As you can see here I have kept the samples from the 2 distributions separated and used a notation that allows to track their origin so now you can use the right label in the Cross Entropy

$$ L(D,G) = \frac{1}{n} \sum_{i=1}^{n} L_{ce}(1, D(x_{i}^{(r)})) + \frac{1}{m} \sum_{j=1}^{m} L_{ce}(0, D(x_{j}^{(g)})) $$

But you could also have decided to merge the 2 integrals before to have

$$ L(D,G) = \int_{x} \left( \log(D(x)) p_{r}(x) + \log(1 - D(x))p_{g}(x) \right) dx $$

which is mathematically legit operation, however the issue is when you try to discretize this with Monte Carlo sampling.
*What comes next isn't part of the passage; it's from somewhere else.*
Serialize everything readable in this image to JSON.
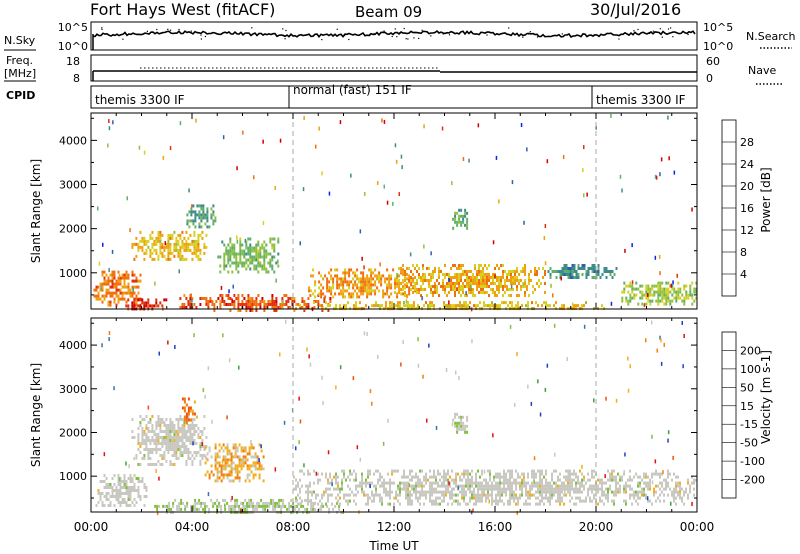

You can't just replace the integral with one sum since you are Monte Carlo sampling and here, contrary to what we have done above, you do not have 1 distribution per integral to sample but in the same integral you have 2 distributions and for each sample you have to say what distribution it comes from which is where the issue is in your notation since you lost track of this information and it seems all the samples come from one distribution

Answer 2

$\textbf{Remark.}$ I'd leave this as a comment if I could.

Regarding notation (which I believe may be the cause of your issue here), the loss function is better written as \begin{align*} \operatorname{Loss} &= \frac{1}{m}\sum_{i=1}^m \left(\log D\big(x^{(i)}\big) + \log\Big(1-D\big(G\big(z^{(i)}\big)\big)\right)\\ &\approx \mathbb{E}_x[\log D(x)] + \mathbb{E}_z[\log(1-D(G(z)))], \end{align*} where the noise vectors, $z$, come from a suitable distribution, and $G(z)$ denotes the output of the generator; the $\approx$ symbol here implicitly assumes that the appropriate form of the Law of Large Numbers (LLN) applies.

Most importantly, the dependence on G is not trivial (for instance, what if $G$ never learns and always produces the same output?).

Also, the expectations should depend on their respective distributions, even when using LLN. For example, think of how you calculate the expectation of a discrete random variable.